Why does a ball slice or draw
Whether tennis, table tennis, baseball, football or golf, all of these sports share one common feature among them: when hit with enough force in a certain way the balls used in them can adjust their trajectory mid-air and fly in any number of curved paths between their point of origin and their destination. This is due to a number of physical features that exist within the balls and can, in many ways, be controlled to your advantage both in these sports and others like them.
The primary reason for this adjustment in direction is due to the fact that the ball’s spin, as it flies through the air, creates a pocket of air with an adjusted density in one particular direction. A ball with a high backwards spin, for instance, creates a pocket of lower density sir above it that allows it to appear to even hover at times as the velocity allows for the air above it to be displaced and create an upward lift. Even at relatively low velocities this can occur, and can be seen even when tossing a small fruit in their air with a slight spin on it.
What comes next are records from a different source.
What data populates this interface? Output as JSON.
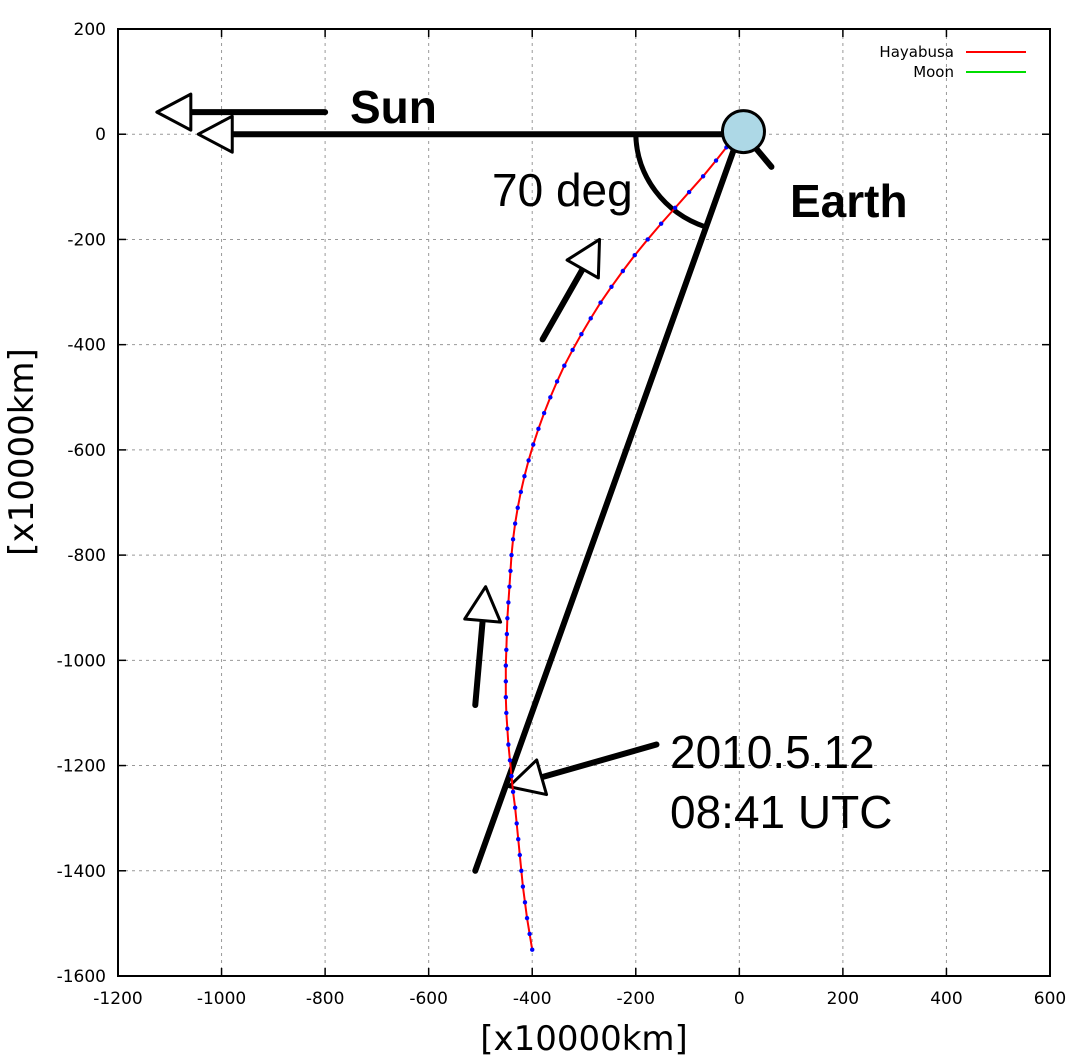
{
  "chart_data": {
    "type": "line",
    "title": "",
    "xlabel": "[x10000km]",
    "ylabel": "[x10000km]",
    "xlim": [
      -1200,
      600
    ],
    "ylim": [
      -1600,
      200
    ],
    "xticks": [
      -1200,
      -1000,
      -800,
      -600,
      -400,
      -200,
      0,
      200,
      400,
      600
    ],
    "yticks": [
      200,
      0,
      -200,
      -400,
      -600,
      -800,
      -1000,
      -1200,
      -1400,
      -1600
    ],
    "grid": true,
    "legend_position": "top-right",
    "series": [
      {
        "name": "Hayabusa",
        "color": "#ff0000",
        "marker_color": "#0000ff",
        "points": [
          [
            -400,
            -1550
          ],
          [
            -405,
            -1520
          ],
          [
            -410,
            -1490
          ],
          [
            -414,
            -1460
          ],
          [
            -418,
            -1430
          ],
          [
            -421,
            -1400
          ],
          [
            -424,
            -1370
          ],
          [
            -427,
            -1340
          ],
          [
            -430,
            -1310
          ],
          [
            -433,
            -1280
          ],
          [
            -437,
            -1250
          ],
          [
            -440,
            -1220
          ],
          [
            -443,
            -1190
          ],
          [
            -446,
            -1160
          ],
          [
            -448,
            -1130
          ],
          [
            -450,
            -1100
          ],
          [
            -451,
            -1070
          ],
          [
            -451,
            -1040
          ],
          [
            -451,
            -1010
          ],
          [
            -450,
            -980
          ],
          [
            -449,
            -950
          ],
          [
            -448,
            -920
          ],
          [
            -446,
            -890
          ],
          [
            -444,
            -860
          ],
          [
            -442,
            -830
          ],
          [
            -440,
            -800
          ],
          [
            -437,
            -770
          ],
          [
            -433,
            -740
          ],
          [
            -428,
            -710
          ],
          [
            -422,
            -680
          ],
          [
            -415,
            -650
          ],
          [
            -407,
            -620
          ],
          [
            -398,
            -590
          ],
          [
            -388,
            -560
          ],
          [
            -377,
            -530
          ],
          [
            -365,
            -500
          ],
          [
            -352,
            -470
          ],
          [
            -338,
            -440
          ],
          [
            -322,
            -410
          ],
          [
            -305,
            -380
          ],
          [
            -287,
            -350
          ],
          [
            -268,
            -320
          ],
          [
            -247,
            -290
          ],
          [
            -225,
            -260
          ],
          [
            -202,
            -230
          ],
          [
            -177,
            -200
          ],
          [
            -151,
            -170
          ],
          [
            -124,
            -140
          ],
          [
            -97,
            -110
          ],
          [
            -70,
            -80
          ],
          [
            -45,
            -50
          ],
          [
            -25,
            -25
          ]
        ]
      },
      {
        "name": "Moon",
        "color": "#00dd00",
        "points": [
          [
            -30,
            0
          ],
          [
            -27,
            12
          ],
          [
            -18,
            20
          ],
          [
            -7,
            22
          ],
          [
            3,
            18
          ],
          [
            7,
            8
          ]
        ]
      }
    ],
    "annotations": {
      "sun_label": "Sun",
      "earth_label": "Earth",
      "angle_label": "70 deg",
      "date_line1": "2010.5.12",
      "date_line2": "08:41 UTC"
    },
    "earth_color": "#add8e6"
  }
}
In many ways this is the same way that modern airplanes function, with wings specially designed to increase the speed of airflow over them while maintaining a set natural speed below in order to create a lifting force that allows for flight. By applying enough force to a ball and generating enough rotation speed in the process this effect can be quite pronounced even over short distances.
By the same function this effect can be used for more than just lift, however. By adjusting the rotation of the ball to either side the pocket of lower density air created by the high speed rotation can be forced to shift in any particular function, thus forcing the ball to travel in any number of desired ways.
Baseball pitchers are particularly accustomed to this phenomenon and actively apply it to many of their throwing styles in order to create varying degrees of curves in each of their throws and thus confuse a batter. Much in the same way do tennis players adjust the spin on the ball they hit in order to add a level of control to the court and confuse their opponent as well as prevent many successful returns from being completed due to the increased difficulty presented through the spin of the ball.